Willett was a doubtful starter at Augusta but the baby was delivered 12 days early, leaving the new father to get to work.
He planned to fly across the Atlantic on Tuesday, but manager Andrew “Chubby” Chandler talked him into coming on Monday, to have more than 48 hours to prepare.
Even so, he was the 89th and last player to check in, just as Jack Nicklaus was 89th when he won his sixth Masters in 1986.
Coincidence perhaps, and Willett recalled another sign of fate, revealing that his wife was in the womb when Sandy Lyle became the first British player to win the Masters in 1988.
Though he started the Masters ranked 12th in the world, it would be fair to say Willett was not the name on the tip of everyone’s tongue on Thursday, Friday or Saturday, or even for most of Sunday for that matter.

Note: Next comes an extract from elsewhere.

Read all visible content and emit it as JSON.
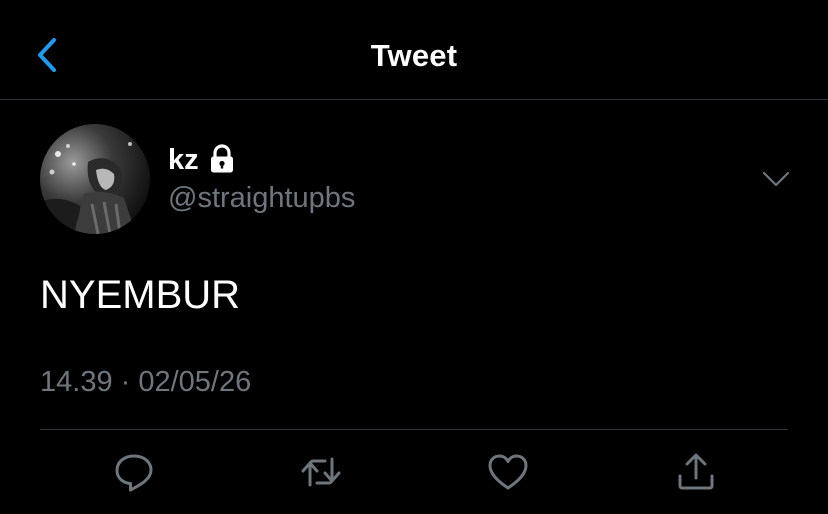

But in the space of less than an hour, he went from afterthought to champion-in-waiting. He even shed his white jacket on the 18th hole finishing his round off in his Masters-green shirt.
Though victory was almost a formality, he had to wait nearly an hour for it to become official. His first call was to Nicole.
“She just said ‘well done’. The line was a bit crackly,” he said.
Manager Chandler confidently predicted that Willett’s victory would open the floodgates, rather than be a career pinnacle, and that the player would soon feature prominently in any debate about who the world’s best player.
“This is the start of the journey, not the end of the journey,” Chandler said. “Danny thought this was going to happen. His game is suited to all courses. He won’t be distracted.”
Chandler revealed a conversation with Willett when the player recently rose to 11th in the world ranking. He told his manager he still had 10 places to go.
Perhaps the only thing that could derail Willett is a chronically bad back.
“He’s got a terrible back,” Chandler said. “He goes to London every month to have a check.”
And Chandler said his client’s 2016 schedule, which includes the Olympic Games in Rio, would not change. He will also take out PGA Tour membership.
Willett will fly home on Monday night, but in the meantime there is celebrating to do.
“He’s trying to lose weight but he won’t lose any weight tonight,” Chandler quipped. “He’ll be drinking.”